The princess’s eyebrows quirk, animated by sibling banter. “You really think I was going to let the roof fall on my head? Don’t be daft!”
Richard blinks. “But—”
“I had a plan. I always have a plan,” she says. “Kieran taught me how to shield myself. The collapse wouldn’t have touched me.”
“And the marks?” I nod at her mess of an arm. “Were those part of your plan?”
“The spell Morgaine used to freeze everyone in the Orangery didn’t work on me. I pretended to be frozen. I heard everything she said in the garden—about the blood magic being stronger than her runes. About Kieran . . .”

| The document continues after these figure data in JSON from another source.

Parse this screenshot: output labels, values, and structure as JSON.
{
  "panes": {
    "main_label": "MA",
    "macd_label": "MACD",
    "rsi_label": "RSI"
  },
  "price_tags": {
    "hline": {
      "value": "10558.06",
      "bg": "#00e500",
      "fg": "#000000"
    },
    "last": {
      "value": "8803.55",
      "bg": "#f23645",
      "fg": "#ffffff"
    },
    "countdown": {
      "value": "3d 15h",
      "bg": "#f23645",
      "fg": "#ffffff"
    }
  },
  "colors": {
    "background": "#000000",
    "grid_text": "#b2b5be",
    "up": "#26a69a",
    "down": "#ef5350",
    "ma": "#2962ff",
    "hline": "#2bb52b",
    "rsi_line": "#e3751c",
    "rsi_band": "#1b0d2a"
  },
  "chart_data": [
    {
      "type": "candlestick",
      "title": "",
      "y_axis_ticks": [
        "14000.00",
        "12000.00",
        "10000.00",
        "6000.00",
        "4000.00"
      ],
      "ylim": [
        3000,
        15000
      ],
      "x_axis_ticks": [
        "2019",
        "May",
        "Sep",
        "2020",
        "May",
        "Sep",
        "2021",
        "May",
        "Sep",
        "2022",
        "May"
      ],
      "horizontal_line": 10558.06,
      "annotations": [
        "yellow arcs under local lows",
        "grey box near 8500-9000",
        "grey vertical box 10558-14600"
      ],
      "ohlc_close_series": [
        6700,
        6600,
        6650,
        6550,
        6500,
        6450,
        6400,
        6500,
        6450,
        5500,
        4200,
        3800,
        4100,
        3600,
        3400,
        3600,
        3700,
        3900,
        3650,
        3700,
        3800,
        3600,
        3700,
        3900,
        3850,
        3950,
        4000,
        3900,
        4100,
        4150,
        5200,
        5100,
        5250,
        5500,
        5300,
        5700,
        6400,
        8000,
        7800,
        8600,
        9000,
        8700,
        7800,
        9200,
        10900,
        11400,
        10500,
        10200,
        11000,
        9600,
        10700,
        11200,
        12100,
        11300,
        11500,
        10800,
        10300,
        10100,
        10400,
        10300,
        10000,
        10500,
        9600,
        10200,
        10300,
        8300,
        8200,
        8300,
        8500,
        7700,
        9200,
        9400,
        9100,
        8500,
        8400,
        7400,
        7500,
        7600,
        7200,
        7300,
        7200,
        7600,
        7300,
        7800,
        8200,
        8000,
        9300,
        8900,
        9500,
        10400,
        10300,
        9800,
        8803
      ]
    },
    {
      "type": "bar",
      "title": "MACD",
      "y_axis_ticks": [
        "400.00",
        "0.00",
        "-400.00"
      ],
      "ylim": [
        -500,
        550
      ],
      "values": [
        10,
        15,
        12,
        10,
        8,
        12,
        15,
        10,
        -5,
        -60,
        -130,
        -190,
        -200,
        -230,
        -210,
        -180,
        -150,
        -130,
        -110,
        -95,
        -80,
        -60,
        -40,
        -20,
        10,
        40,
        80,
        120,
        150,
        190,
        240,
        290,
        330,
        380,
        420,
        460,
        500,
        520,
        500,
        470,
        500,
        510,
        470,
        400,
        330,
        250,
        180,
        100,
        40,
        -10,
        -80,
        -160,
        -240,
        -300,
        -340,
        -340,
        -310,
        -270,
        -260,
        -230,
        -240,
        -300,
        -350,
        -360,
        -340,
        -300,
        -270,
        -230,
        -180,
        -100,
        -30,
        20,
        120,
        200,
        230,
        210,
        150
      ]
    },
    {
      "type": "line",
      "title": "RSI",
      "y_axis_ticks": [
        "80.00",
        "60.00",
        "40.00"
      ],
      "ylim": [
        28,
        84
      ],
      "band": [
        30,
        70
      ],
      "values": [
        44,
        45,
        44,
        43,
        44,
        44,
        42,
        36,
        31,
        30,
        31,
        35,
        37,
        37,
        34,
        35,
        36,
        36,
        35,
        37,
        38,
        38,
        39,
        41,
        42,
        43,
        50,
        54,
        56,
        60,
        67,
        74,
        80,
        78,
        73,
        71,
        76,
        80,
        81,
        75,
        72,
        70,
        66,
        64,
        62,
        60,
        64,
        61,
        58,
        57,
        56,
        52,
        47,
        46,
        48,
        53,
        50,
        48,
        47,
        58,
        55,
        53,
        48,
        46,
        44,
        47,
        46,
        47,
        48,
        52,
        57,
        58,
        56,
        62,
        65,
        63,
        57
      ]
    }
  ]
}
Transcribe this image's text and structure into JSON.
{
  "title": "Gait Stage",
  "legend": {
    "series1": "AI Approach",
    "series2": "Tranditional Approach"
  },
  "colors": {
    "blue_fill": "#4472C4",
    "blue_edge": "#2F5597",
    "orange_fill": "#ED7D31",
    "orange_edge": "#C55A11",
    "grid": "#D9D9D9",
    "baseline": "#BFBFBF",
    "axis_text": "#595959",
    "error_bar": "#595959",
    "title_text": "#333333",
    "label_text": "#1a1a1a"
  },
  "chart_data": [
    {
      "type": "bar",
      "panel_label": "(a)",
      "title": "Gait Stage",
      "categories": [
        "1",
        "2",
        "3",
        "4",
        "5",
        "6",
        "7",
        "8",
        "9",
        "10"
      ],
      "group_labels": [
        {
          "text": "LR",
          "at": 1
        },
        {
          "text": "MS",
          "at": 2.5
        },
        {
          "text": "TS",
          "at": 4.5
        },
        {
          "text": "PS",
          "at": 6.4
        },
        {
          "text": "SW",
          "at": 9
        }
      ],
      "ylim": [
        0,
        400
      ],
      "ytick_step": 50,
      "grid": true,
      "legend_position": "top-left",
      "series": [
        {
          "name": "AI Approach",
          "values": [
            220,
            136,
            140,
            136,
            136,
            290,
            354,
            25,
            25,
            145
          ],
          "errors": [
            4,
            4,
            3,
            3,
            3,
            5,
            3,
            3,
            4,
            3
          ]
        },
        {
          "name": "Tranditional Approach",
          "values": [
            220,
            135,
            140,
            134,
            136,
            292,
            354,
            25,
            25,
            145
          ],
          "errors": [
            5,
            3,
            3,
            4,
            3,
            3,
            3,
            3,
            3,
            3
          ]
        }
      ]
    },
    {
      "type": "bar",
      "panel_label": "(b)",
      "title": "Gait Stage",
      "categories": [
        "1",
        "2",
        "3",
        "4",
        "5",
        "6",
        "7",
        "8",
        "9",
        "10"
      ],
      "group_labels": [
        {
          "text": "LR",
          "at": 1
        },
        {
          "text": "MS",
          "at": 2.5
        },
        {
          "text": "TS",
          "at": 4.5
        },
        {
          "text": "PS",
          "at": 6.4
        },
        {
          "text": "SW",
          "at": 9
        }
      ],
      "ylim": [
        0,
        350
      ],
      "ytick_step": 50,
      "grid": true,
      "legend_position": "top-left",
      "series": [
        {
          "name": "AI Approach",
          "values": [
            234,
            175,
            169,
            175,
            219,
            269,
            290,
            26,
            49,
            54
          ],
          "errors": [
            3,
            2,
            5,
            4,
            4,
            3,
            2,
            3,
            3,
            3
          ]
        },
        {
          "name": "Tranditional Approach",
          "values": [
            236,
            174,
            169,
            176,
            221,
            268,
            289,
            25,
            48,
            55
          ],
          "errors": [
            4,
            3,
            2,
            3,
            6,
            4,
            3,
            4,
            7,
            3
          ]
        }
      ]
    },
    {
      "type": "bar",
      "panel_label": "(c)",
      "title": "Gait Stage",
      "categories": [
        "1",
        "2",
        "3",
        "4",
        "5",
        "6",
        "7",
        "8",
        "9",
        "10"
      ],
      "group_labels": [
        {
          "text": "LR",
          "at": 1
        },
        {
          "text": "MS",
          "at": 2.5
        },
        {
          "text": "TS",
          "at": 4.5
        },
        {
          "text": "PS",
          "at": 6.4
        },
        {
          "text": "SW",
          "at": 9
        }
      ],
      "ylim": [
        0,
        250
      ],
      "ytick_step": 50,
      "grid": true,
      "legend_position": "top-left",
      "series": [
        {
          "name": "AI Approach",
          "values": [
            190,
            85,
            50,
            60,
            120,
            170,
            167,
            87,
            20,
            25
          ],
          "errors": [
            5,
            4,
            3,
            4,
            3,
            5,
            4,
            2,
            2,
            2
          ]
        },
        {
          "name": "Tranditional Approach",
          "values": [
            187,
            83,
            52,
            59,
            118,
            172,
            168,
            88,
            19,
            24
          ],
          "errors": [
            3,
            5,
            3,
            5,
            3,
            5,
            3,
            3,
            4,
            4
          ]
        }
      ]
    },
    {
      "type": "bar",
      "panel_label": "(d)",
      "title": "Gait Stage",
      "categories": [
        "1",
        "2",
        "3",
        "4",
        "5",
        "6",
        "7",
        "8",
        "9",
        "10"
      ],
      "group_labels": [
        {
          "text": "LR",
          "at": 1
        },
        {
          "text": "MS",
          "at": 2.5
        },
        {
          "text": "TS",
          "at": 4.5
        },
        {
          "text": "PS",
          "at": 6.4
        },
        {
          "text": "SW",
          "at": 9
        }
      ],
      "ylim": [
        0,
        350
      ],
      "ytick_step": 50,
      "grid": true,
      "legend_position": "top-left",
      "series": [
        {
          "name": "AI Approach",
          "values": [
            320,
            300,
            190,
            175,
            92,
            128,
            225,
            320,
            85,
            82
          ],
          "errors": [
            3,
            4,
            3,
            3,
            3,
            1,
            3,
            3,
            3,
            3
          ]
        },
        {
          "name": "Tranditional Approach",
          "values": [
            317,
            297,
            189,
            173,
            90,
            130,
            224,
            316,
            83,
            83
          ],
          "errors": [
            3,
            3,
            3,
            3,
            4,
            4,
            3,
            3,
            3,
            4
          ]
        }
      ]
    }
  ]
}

Anabelle swallows. “Anyway, I figured if her freezing spell wouldn’t work on me, her other runes wouldn’t either. I knew the only way Morgaine would let me close is if she thought she was controlling me.”
“You got a tattoo to save my life?” Richard’s voice is laugh and serious all at once. Gravity heavy. Suspended in disbelief.
Anabelle nods. “I tried. I had to. After the Ad-hene took Emrys away, Morgaine approached me in the Orangery. She said she knew I was hurting—that she could take the pain away and make me forget everything that happened. I thought my blood magic would protect me. But when she carved the runes in, they ended up working. Everything got hazy. Until just now.”
“When you started getting emotional,” I say. “When your blood magic kicked in and purged Morgaine’s runecraft.”
“Have I ever told you how bloody brilliant you are?” Richard squeezes his sister’s shoulder.
A smile slips onto the princess’s face—so different from the ones she saved for Kieran. More solid. Made of something stronger than flutters and heartache. “Not nearly enough as you should.”
“Belle, you’re bloody brilliant,” Richard says, and
plants a kiss on his sister’s head.
Titania, however, is mercury rage—fury and bright from listening to Anabelle’s tale. She turns on the younglings, lashes them with a voice like a whip. “You let Morgaine mark the princess without interfering?”
Helene takes the strike of her question well, without flinching. “I wasn’t aware it had happened. It must have been while Ferrin and I were deciding who should return to court and warn you. Her wrist was covered with a sleeve the whole time.”
The Faery queen stares: vicious, speechless, sterling. Finally she turns to me. “The Guard needs much reshaping, Lady Emrys. The day will come when I can endure London for more than a few short hours, but I fear it will not be soon. Given your newfound powers I’m wondering if you might be willing to take up some of your old responsibilities.”